As for a midsize pickup designed for work-related purposes, Manley said:
"Where we sit today, the only vehicle missing in our portfolio is a metric-ton pickup, which is a midsize pickup in the U.S. I am working hard with the team to solve that. I haven’t solved that yet. But if that gets solved, it will give us the opportunity to bring a midsize truck in the marketplace."
Meanwhile, Manley predicted a tough six months for FCA’s slumping Maserati brand.
"Maserati will be down year-over-year in the first half as we apply the same discipline to destock our global dealer network and work to improve the sales performance, which frankly is unacceptable," he said.
FCA is counting on Harald Wester to turn Maserati around. He was named the marque’s chief in October.
Meanwhile, FCA shares closed down about 12.2 percent to $15.23 in New York because the company issued weaker-than-expected guidance for profits and industrial free cash flow for 2019, raising doubts about the automaker's longer-term financial targets.
The world's seventh-largest carmaker said in the report that it expected 2019 adjusted earnings before interest and taxes -- excluding the Magneti Marelli parts unit it has agreed to sell -- of more than $7.6 billion, below analysts' average forecast of about $8.3 billion.

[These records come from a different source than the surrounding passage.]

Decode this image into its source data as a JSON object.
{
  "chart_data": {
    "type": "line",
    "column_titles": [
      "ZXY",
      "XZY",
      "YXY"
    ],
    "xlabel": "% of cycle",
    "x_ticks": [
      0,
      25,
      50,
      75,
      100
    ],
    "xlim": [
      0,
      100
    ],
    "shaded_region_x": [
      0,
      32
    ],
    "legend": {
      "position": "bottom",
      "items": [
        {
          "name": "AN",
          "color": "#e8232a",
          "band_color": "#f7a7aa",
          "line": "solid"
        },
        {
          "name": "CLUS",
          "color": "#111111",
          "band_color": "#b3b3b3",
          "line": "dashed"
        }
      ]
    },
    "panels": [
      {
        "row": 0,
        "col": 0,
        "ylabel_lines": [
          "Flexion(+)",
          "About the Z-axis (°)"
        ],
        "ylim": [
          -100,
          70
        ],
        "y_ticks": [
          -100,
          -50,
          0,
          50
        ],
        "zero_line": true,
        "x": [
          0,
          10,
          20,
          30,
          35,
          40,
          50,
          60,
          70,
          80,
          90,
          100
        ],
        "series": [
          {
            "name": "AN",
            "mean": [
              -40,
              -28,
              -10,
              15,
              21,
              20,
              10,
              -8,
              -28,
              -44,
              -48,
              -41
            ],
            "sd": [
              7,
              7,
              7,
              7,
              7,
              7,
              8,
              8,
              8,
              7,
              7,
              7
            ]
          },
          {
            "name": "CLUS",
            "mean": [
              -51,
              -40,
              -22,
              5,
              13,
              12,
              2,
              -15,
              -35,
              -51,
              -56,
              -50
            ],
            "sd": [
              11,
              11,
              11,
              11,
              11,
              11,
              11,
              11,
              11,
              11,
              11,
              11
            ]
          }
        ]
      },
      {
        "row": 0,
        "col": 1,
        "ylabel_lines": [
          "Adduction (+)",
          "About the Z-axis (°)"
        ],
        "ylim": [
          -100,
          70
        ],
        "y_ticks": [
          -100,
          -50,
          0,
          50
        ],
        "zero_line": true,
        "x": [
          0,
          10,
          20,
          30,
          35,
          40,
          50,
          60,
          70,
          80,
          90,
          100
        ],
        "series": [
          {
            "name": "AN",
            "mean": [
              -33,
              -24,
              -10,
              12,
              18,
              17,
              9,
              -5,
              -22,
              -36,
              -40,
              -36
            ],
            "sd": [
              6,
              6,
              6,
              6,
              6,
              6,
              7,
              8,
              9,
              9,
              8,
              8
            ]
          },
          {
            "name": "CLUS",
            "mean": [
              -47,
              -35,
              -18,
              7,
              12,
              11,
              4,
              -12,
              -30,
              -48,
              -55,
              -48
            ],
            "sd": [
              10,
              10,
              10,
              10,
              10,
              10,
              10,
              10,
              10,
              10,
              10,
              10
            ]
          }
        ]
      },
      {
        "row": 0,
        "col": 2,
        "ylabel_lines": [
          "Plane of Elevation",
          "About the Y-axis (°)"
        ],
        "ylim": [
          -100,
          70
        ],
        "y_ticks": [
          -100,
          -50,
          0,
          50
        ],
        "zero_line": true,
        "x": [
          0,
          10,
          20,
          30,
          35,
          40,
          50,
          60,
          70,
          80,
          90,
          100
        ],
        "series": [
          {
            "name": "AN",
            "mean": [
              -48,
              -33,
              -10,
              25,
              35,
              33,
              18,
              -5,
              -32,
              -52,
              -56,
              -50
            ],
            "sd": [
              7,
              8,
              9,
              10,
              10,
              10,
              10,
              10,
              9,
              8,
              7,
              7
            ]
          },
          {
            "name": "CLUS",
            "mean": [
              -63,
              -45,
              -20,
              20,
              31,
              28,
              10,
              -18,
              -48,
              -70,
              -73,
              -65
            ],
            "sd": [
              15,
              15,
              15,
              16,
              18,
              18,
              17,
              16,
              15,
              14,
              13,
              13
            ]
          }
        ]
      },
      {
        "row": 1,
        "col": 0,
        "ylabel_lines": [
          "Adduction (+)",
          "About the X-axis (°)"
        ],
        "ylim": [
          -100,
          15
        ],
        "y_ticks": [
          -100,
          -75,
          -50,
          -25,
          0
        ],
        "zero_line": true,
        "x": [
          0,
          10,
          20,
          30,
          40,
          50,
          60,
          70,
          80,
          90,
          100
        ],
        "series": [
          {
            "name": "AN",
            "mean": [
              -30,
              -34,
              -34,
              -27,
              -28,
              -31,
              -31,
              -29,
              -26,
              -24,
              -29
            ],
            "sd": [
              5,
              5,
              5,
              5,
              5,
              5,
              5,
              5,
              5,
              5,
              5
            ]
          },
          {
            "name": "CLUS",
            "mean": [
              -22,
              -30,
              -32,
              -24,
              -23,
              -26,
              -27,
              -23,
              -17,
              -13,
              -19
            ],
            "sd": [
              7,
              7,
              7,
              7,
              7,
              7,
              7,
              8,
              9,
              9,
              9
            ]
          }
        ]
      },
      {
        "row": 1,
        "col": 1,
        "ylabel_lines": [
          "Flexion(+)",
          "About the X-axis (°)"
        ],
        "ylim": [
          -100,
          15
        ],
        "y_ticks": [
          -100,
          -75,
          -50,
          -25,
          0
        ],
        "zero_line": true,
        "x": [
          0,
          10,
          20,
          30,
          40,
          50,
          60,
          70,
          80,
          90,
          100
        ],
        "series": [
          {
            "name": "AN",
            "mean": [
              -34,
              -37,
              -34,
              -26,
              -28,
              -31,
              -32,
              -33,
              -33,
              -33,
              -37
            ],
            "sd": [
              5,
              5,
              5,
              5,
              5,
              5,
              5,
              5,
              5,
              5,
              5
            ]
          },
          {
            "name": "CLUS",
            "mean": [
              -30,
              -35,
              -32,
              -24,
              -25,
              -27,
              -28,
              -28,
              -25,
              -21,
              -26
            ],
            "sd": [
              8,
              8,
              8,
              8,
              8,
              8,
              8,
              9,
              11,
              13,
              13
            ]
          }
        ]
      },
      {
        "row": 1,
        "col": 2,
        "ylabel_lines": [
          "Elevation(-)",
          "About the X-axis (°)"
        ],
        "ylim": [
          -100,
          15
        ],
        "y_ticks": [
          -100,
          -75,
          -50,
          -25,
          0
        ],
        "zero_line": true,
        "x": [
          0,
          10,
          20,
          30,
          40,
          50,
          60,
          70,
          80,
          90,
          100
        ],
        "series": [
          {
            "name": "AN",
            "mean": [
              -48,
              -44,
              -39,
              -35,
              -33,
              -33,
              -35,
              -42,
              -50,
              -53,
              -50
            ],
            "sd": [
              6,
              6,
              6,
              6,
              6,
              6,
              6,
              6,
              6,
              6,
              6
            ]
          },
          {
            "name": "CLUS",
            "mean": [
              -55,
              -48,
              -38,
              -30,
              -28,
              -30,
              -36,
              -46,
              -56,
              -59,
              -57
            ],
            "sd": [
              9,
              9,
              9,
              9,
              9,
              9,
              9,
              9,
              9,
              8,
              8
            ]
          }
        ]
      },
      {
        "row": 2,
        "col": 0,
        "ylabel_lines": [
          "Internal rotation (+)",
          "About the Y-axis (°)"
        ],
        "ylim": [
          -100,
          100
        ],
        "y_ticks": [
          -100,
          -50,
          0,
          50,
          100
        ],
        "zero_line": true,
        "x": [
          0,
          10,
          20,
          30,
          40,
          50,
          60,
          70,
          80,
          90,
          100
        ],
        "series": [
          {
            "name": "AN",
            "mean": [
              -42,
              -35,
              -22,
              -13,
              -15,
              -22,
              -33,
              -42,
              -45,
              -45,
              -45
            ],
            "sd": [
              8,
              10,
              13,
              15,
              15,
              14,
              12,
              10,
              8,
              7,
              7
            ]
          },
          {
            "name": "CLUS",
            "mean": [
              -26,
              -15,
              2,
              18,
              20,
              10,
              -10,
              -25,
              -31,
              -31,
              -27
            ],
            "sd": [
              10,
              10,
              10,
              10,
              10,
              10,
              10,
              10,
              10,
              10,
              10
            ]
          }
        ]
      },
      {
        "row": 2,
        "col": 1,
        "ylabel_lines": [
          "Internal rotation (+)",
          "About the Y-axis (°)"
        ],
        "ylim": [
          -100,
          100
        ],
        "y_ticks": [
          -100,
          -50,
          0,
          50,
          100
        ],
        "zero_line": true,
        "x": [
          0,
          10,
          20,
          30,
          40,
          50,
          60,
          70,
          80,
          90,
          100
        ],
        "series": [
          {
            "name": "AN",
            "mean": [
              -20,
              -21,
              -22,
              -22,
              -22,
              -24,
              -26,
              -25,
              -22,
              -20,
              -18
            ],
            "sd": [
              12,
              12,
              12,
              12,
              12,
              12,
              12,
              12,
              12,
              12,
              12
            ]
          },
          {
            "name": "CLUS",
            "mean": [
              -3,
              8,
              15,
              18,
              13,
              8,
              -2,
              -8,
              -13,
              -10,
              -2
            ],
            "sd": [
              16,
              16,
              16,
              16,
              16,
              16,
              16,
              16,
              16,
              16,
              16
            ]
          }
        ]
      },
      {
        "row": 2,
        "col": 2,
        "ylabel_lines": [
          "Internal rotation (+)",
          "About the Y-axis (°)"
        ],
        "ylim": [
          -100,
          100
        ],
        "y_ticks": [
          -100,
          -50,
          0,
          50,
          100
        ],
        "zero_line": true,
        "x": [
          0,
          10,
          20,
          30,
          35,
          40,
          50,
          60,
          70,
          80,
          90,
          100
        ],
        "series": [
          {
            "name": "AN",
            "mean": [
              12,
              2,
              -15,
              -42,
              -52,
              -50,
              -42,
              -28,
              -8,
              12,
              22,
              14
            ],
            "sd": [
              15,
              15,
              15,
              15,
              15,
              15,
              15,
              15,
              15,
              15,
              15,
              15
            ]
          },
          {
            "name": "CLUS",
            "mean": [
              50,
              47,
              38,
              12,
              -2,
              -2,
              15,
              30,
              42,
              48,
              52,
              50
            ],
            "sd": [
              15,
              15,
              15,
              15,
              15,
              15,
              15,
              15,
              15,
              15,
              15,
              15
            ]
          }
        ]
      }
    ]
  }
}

FCA also said it expects industrial free cash flow in 2019 of more than $1.7 billion, which is lower than the $5 billion reached at the end of last year, due to higher capital expenditures along with cash payments for fines and other costs related to its U.S. settlement for diesel emissions infringements.
Leslie J. Allen, Philip Nussel and Reuters contributed to this report.